Америго де Бенчи стоял у массивной, о четырех столбах, кровати и был бледен как призрак. У него было мягкое, однако породистое лицо с благородными чертами, доведенными до совершенства в Джиневре: тяжелые веки, полные губы, вьющиеся волосы, длинный, слегка приплюснутый нос. Вздохнув с облегчением, он сказал:
— Благодарю Тебя, Боже, — и перекрестился.
— Пить, — сдавленно попросил Леонардо.
Америго налил ему воды из кувшина, стоявшего на полке рядом с умывальным тазом.
— Ты вспотел — значит, поправишься. Так сказал доктор.
— Давно я здесь? — спросил Леонардо, напившись.
— Больше двух недель. — Америго забрал у него стакан. — Я позову твоих друзей, Боттичелли и юного Макиавелли, они обедают в кухне. Пока ты был в лихорадке, они не отходили от постели.
— Буду очень тебе благодарен, если ты их поскорее позовешь, потому что я не хочу оставаться здесь, — прошептал Леонардо.
Он попытался встать, но у него от слабости тут же закружилась голова.
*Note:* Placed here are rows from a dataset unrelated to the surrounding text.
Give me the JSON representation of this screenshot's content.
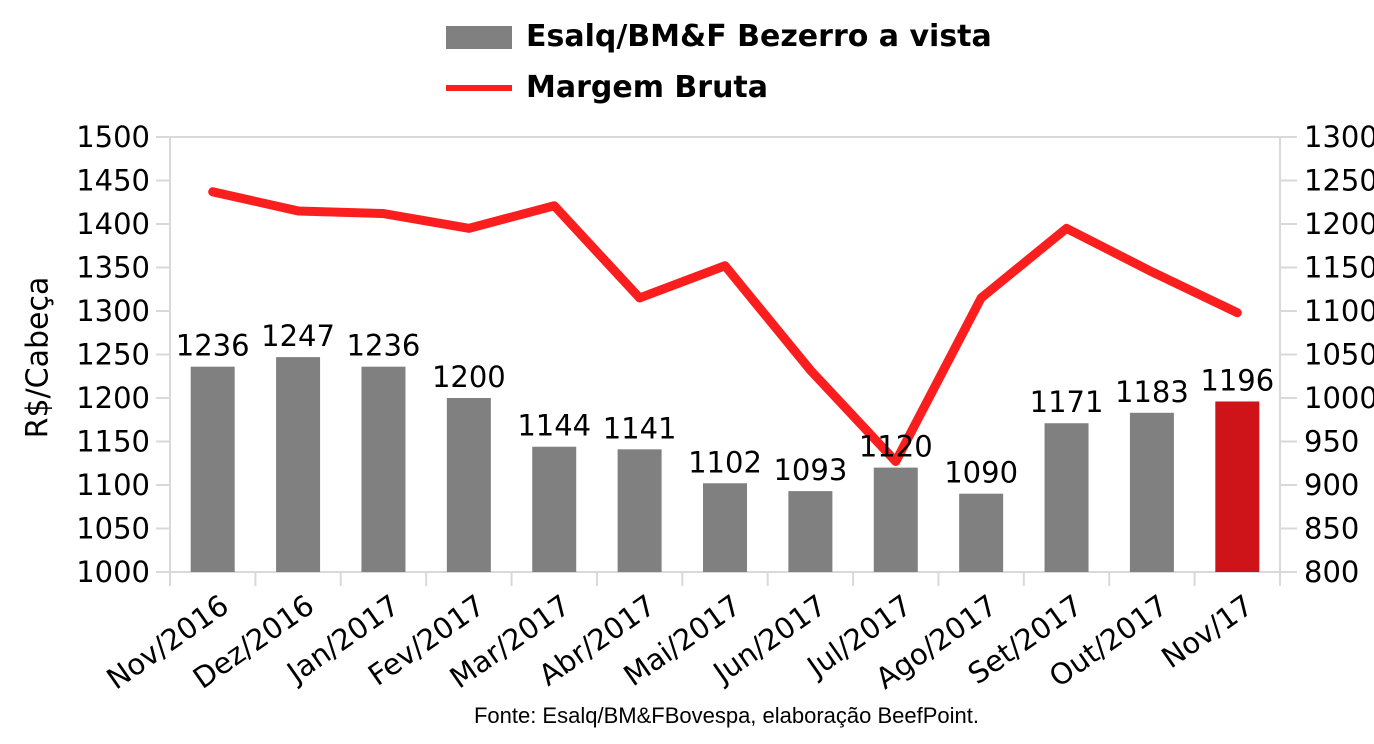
{
  "legend": {
    "bars_label": "Esalq/BM&F Bezerro a vista",
    "line_label": "Margem Bruta"
  },
  "footer": {
    "text": "Fonte: Esalq/BM&FBovespa, elaboração BeefPoint."
  },
  "colors": {
    "bar_gray": "#808080",
    "bar_highlight_red": "#CF1419",
    "line_red": "#FA1E1E",
    "axis_gray": "#D9D9D9",
    "text_black": "#000000"
  },
  "chart_data": {
    "type": "bar",
    "subtype": "bar+line combo, dual axis",
    "categories": [
      "Nov/2016",
      "Dez/2016",
      "Jan/2017",
      "Fev/2017",
      "Mar/2017",
      "Abr/2017",
      "Mai/2017",
      "Jun/2017",
      "Jul/2017",
      "Ago/2017",
      "Set/2017",
      "Out/2017",
      "Nov/17"
    ],
    "series": [
      {
        "name": "Esalq/BM&F Bezerro a vista",
        "type": "bar",
        "axis": "left",
        "values": [
          1236,
          1247,
          1236,
          1200,
          1144,
          1141,
          1102,
          1093,
          1120,
          1090,
          1171,
          1183,
          1196
        ],
        "data_labels": [
          "1236",
          "1247",
          "1236",
          "1200",
          "1144",
          "1141",
          "1102",
          "1093",
          "1120",
          "1090",
          "1171",
          "1183",
          "1196"
        ],
        "highlight_last": true
      },
      {
        "name": "Margem Bruta",
        "type": "line",
        "axis": "right",
        "values": [
          1237,
          1215,
          1212,
          1195,
          1221,
          1115,
          1152,
          1032,
          927,
          1115,
          1195,
          1145,
          1098
        ]
      }
    ],
    "left_axis": {
      "label": "R$/Cabeça",
      "min": 1000,
      "max": 1500,
      "step": 50,
      "ticks": [
        "1500",
        "1450",
        "1400",
        "1350",
        "1300",
        "1250",
        "1200",
        "1150",
        "1100",
        "1050",
        "1000"
      ]
    },
    "right_axis": {
      "label": "",
      "min": 800,
      "max": 1300,
      "step": 50,
      "ticks": [
        "1300",
        "1250",
        "1200",
        "1150",
        "1100",
        "1050",
        "1000",
        "950",
        "900",
        "850",
        "800"
      ]
    },
    "grid": "top gridline only, ticks on both y axes and below x axis",
    "legend_position": "top"
  }
}
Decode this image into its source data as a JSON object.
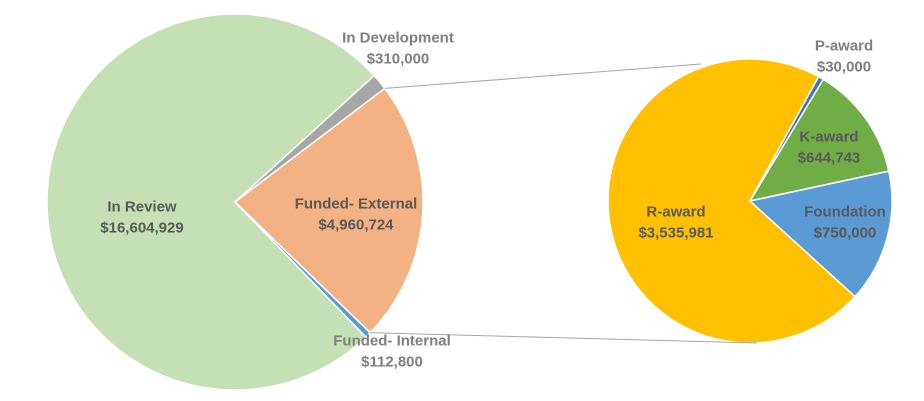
{
  "chart_data": {
    "type": "pie",
    "variant": "pie-of-pie",
    "background": "#ffffff",
    "grid": false,
    "legend": "none",
    "title": "",
    "slice_border_color": "#ffffff",
    "slice_border_width": 1.5,
    "label_font_size": 15,
    "label_line_height": 21,
    "pies": [
      {
        "id": "main-pie",
        "center": [
          235,
          202
        ],
        "radius": 188,
        "start_angle_deg": 135.9,
        "total": 21988453,
        "slices": [
          {
            "label": "In Review",
            "value": 16604929,
            "value_label": "$16,604,929",
            "color": "#c5e0b4",
            "label_placement": "inside",
            "label_color": "#595959",
            "label_xy": [
              142,
              207
            ]
          },
          {
            "label": "In Development",
            "value": 310000,
            "value_label": "$310,000",
            "color": "#a6a6a6",
            "label_placement": "outside",
            "label_color": "#7f7f7f",
            "label_xy": [
              398,
              38
            ]
          },
          {
            "label": "Funded- External",
            "value": 4960724,
            "value_label": "$4,960,724",
            "color": "#f4b183",
            "label_placement": "inside",
            "label_color": "#595959",
            "label_xy": [
              356,
              204
            ]
          },
          {
            "label": "Funded- Internal",
            "value": 112800,
            "value_label": "$112,800",
            "color": "#5b9bd5",
            "label_placement": "outside",
            "label_color": "#7f7f7f",
            "label_xy": [
              392,
              341
            ]
          }
        ]
      },
      {
        "id": "secondary-pie",
        "breakdown_of": "Funded- External",
        "center": [
          750,
          201
        ],
        "radius": 142,
        "start_angle_deg": 132.3,
        "total": 4960724,
        "slices": [
          {
            "label": "R-award",
            "value": 3535981,
            "value_label": "$3,535,981",
            "color": "#ffc000",
            "label_placement": "inside",
            "label_color": "#595959",
            "label_xy": [
              676,
              212
            ]
          },
          {
            "label": "P-award",
            "value": 30000,
            "value_label": "$30,000",
            "color": "#4472c4",
            "label_placement": "outside",
            "label_color": "#7f7f7f",
            "label_xy": [
              844,
              46
            ]
          },
          {
            "label": "K-award",
            "value": 644743,
            "value_label": "$644,743",
            "color": "#70ad47",
            "label_placement": "inside",
            "label_color": "#595959",
            "label_xy": [
              829,
              137
            ]
          },
          {
            "label": "Foundation",
            "value": 750000,
            "value_label": "$750,000",
            "color": "#5b9bd5",
            "label_placement": "inside",
            "label_color": "#595959",
            "label_xy": [
              845,
              212
            ]
          }
        ]
      }
    ],
    "connector_lines": [
      {
        "from": [
          384.7,
          88.4
        ],
        "to": [
          701,
          64
        ],
        "color": "#a6a6a6",
        "width": 1
      },
      {
        "from": [
          370.1,
          332.7
        ],
        "to": [
          757,
          343
        ],
        "color": "#a6a6a6",
        "width": 1
      }
    ]
  }
}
— Ты был очень болен. Мы так тревожились о тебе, Леонардо. — Америго все еще стоял над ним, явно не желая уходить. — О тебе справлялся отец.
— Он был здесь?
— Нет… его вызвали в Пизу по делам тамошнего подесты. Скоро его ждут назад.
Леонардо промолчал.
— Леонардо… во всем виноват я один.
— Перестань, Америго. Не может быть одного виноватого во всем.
— Но я не хочу, чтобы ты винил Джиневру. Она просила меня выдать ее за тебя, а не за Николини.
— Она могла и отказаться.
— Я ее отец.
Измученный, Леонардо отвернулся. Только тогда Америго сказал:
— Нет, Леонардо. Боюсь, у нее не было выбора.